Colombia presenta un aumento progresivo de la tasa de sucidio en los últimos años, “pasando de 4,5 por cada 100.000 habitantes en 2009 a 5,93 en 2018”, lo que se ha convertido en un verdadero problema de salud pública.

Según los datos del Instituto Nacional de Medicina Legal y Ciencias en su informe ‘Forensis – Datos para la Vida 2018’, el año pasado 2.696 personas se suicidaron en el país. Además, actualmente “el suicidio representa el 10,4 % de las muertes por causa externa y sobrepasa en 2,5% a la tasa establecida para Suramérica que es 7,9%”, y la problemática es mayor en población joven (43,36 %), personas entre 20 a 39 años de edad, en su mayoría hombres (82,34 %).

De igual forma, resulta “preocupante el aumento progresivo de las conductas suicidas en niños, niñas y adolescentes (entre los 5 y 17 años de edad), con una representación del 10,53 % del total de los casos de este acto fatal durante el año 2018”.

En el mundo, la situación es también muy inquietante, con un promedio de 800 mil suicidios anuales, lo que representa una muerte cada 40 segundos, precisa la Organización Mundial de la Salud (OMS) en su informe ‘Prevención del suicidio, un imperativo global’, en donde se resalta también que hoy el suicidio es “la segunda causa principal de muerte entre personas de 15 a 29 años de edad”.

A esto se suma otra inquietante realidad, y es la de los intentos de suicidio, y que se deben tener en cuenta, porque “se presentan veinte veces más que los consumados y son una verdadera señal de alerta, dicen los expertos.

Así las cosas, este 10 de septiembre, Día Mundial de Prevención del Sucidio, se abren espacios de reflexión y de concientización frente a este tema, para ver que hay mucho por hacer en materia de prevención y que más de una persona está necesitando en este momento una mano amiga, a alguien que lo escuche y que lo aconseje.

Desafortunadamente, en muchos casos, hasta a los propios médicos les da temor de preguntarle al paciente en la consulta si ha pensado en suicidarse, pues creen que podrían sugerirle esa idea y facilitar un desenlace fatal; lo mismo pasa en las familias, en el trabajo y en otros círculos sociales, y lo que al final sucede es que la persona termina sintiéndose sola y abandonada.

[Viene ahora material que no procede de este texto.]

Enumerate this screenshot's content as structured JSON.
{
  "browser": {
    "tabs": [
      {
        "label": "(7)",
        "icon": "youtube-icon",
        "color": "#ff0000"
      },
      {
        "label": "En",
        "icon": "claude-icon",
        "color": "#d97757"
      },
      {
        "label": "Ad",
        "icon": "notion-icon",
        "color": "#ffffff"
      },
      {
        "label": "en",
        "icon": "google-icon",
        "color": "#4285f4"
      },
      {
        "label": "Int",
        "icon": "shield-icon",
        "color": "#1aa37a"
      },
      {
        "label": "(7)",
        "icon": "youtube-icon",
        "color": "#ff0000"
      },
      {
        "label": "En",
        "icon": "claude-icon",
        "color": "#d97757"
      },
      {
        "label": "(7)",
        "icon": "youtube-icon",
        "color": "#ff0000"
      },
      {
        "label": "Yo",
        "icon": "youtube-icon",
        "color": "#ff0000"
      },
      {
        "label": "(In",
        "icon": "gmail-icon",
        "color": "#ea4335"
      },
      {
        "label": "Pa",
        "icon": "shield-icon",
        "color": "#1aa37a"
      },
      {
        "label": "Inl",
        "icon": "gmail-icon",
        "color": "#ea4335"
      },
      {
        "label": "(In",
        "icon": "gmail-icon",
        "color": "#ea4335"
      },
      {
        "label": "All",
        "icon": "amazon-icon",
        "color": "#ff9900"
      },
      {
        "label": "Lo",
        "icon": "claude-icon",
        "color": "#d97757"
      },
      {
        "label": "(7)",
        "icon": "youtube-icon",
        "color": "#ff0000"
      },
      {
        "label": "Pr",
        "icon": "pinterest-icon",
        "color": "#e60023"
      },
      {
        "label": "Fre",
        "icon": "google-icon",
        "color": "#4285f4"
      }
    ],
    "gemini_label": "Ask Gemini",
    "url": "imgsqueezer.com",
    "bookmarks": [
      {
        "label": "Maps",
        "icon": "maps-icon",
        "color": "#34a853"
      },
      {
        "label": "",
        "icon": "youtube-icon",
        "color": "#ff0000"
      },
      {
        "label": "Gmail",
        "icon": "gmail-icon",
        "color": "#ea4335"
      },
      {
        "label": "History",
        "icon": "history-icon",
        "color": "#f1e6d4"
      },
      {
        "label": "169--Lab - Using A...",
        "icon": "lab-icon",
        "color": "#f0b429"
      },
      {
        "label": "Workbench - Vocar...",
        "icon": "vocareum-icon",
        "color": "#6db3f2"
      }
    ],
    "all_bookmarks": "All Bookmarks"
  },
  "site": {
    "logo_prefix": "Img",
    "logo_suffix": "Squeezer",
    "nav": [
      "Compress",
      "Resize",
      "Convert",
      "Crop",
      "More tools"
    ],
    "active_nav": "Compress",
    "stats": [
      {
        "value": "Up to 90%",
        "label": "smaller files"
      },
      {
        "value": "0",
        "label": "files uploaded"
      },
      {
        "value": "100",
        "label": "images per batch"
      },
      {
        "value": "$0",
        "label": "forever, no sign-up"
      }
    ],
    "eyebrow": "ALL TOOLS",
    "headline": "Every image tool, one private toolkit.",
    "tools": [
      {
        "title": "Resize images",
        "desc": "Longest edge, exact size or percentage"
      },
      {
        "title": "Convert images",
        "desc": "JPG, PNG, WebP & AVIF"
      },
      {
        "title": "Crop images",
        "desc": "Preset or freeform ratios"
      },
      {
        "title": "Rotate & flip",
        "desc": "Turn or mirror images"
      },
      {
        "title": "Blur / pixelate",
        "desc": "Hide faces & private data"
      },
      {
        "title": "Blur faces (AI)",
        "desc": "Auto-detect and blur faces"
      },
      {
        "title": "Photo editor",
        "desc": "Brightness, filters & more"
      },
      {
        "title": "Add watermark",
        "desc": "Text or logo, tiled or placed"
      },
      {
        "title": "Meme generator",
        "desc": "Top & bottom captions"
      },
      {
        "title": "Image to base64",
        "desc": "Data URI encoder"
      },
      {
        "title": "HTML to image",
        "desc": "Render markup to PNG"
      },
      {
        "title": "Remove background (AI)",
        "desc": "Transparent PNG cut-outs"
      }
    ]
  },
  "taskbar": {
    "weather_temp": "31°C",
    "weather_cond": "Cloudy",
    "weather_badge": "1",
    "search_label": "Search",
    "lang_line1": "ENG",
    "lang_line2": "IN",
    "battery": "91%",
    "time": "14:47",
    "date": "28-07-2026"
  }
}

“Nosotros como psiquiatras sabemos perfectamente que preguntarle a la gente sobre las ideas de suicidio, disminuye el riesgo y es terapéutico, si se lleva a cabo adecuadamente y se brindan las oportunidades de ayuda”, explica el doctor José Manuel Santacruz Escudero, médico psiquiatra, miembro de la Junta Directiva de la Asociación Colombiana de Psiquiatría.

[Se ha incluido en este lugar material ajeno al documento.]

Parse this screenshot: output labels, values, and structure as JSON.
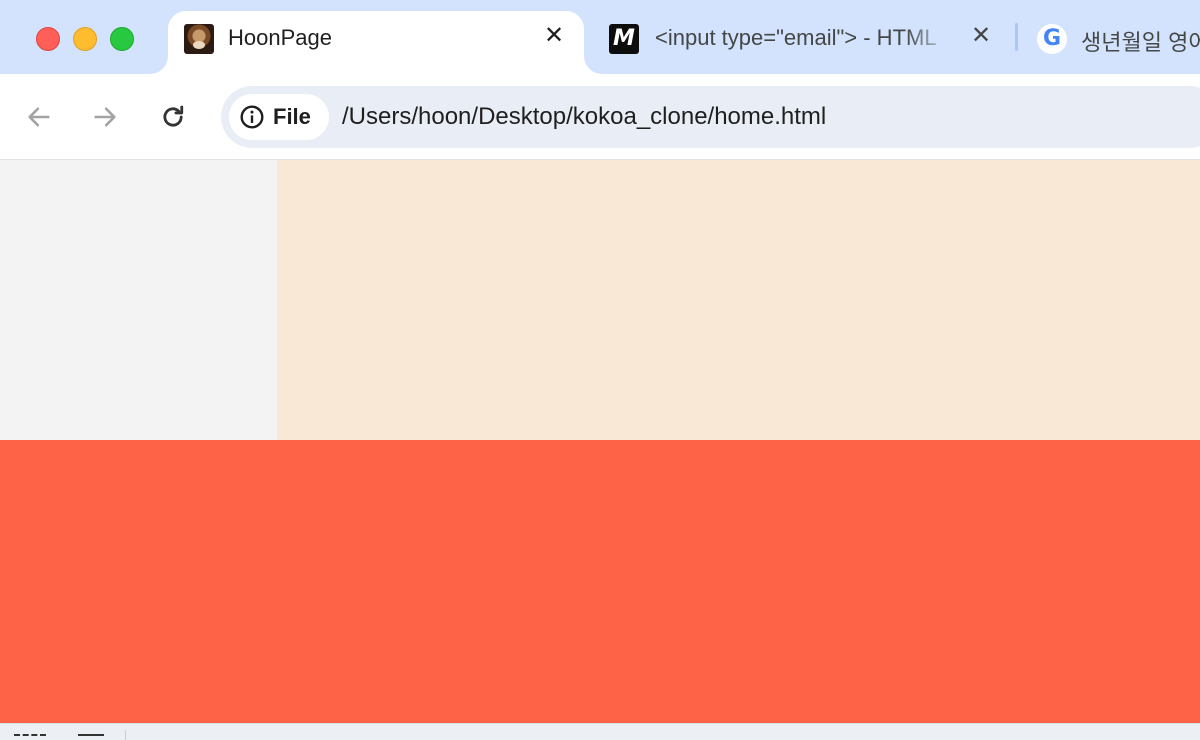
{
  "window": {
    "controls": [
      "close",
      "minimize",
      "maximize"
    ]
  },
  "tabs": [
    {
      "title": "HoonPage",
      "favicon": "dog-photo-favicon",
      "active": true,
      "close_label": "✕"
    },
    {
      "title": "<input type=\"email\"> - HTML",
      "favicon": "mdn-logo-favicon",
      "active": false,
      "close_label": "✕"
    },
    {
      "title": "생년월일 영어",
      "favicon": "google-logo-favicon",
      "active": false
    }
  ],
  "toolbar": {
    "back_icon": "arrow-left-icon",
    "forward_icon": "arrow-right-icon",
    "reload_icon": "reload-icon"
  },
  "omnibox": {
    "security_chip_label": "File",
    "security_icon": "info-circle-icon",
    "url": "/Users/hoon/Desktop/kokoa_clone/home.html"
  },
  "page": {
    "colors": {
      "sidebar": "#f3f3f3",
      "hero": "#fae8d6",
      "band": "#ff6347"
    }
  },
  "favicons": {
    "mdn_glyph": "M",
    "google_glyph": "G"
  }
}
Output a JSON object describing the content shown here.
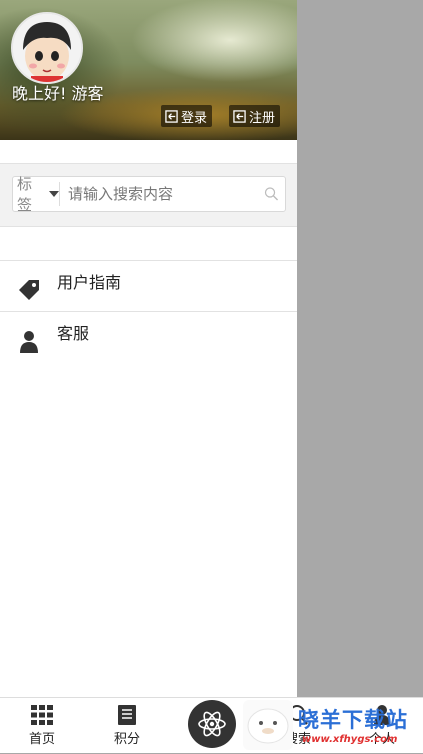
{
  "header": {
    "greeting": "晚上好! 游客",
    "login_label": "登录",
    "register_label": "注册"
  },
  "search": {
    "tag_label": "标签",
    "placeholder": "请输入搜索内容"
  },
  "menu": {
    "items": [
      {
        "label": "用户指南",
        "icon": "tag-icon"
      },
      {
        "label": "客服",
        "icon": "person-icon"
      }
    ]
  },
  "bottom_nav": {
    "items": [
      {
        "label": "首页",
        "icon": "grid-icon"
      },
      {
        "label": "积分",
        "icon": "document-icon"
      },
      {
        "label": "",
        "icon": "atom-icon"
      },
      {
        "label": "搜索",
        "icon": "search-icon"
      },
      {
        "label": "个人",
        "icon": "person-icon"
      }
    ]
  },
  "watermark": {
    "text": "晓羊下载站",
    "url": "www.xfhygs.com"
  },
  "colors": {
    "overlay": "#a8a8a8",
    "watermark_blue": "#2b6fd6",
    "watermark_red": "#e03030"
  }
}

Por eso mismo, la Asociación Colombiana de Psiquiatría presenta este 10 de septiembre su campaña #PrevenirEsPreguntar y que tiene como uno de sus objetivos derribar algunos mitos y romper algunos paradigmas como aquello de que hablar o preguntar sobre el suicidio va a generar la idea en las personas; perdiendo la oportunidad de que quienes piensan en el tema o ya han intentado suicidarse comprendan que alguien se preocupa por ellas, que es necesario buscar ayuda y que pueden obtenerla.

Cada vez vemos más casos de suicidio e intento de suicidio; esto ya no es algo que afecta a ciertas poblaciones, sino a cualquiera e independientemente de la edad, es decir, niños, adultos, personas mayores, y es el reflejo de algunos problemas de la salud mental del país. Por eso nace la campaña, porque uno de los puntos fundamentales como Asociación es para nosotros trabajar para disminuir las tasas de suicidio”, señala el doctor Santacruz.

En su concepto, claramente no es un asunto fácil y toca ser muy cuidadosos, para obtener los resultados deseados, “un exceso de precaución puede llevar a no hablar del tema”.

La idea es que padres, amigos y compañeros entiendan que ‘hay preguntas que salvan vidas’ y ‘tú puedes hacerlas’, lo que implica perder el miedo a hablar o a preguntar si ven cambios en el comportamiento de un hijo o hija, hermano o hermana, padre o madre, vecino o vecina, amigo o amiga, compañero o compañera de trabajo o de estudio, para promover un diálogo abierto y fundamentalmente para brindar y buscar ayuda, acompañamiento y apoyo. Esto, porque #PrevenirEsPreguntar.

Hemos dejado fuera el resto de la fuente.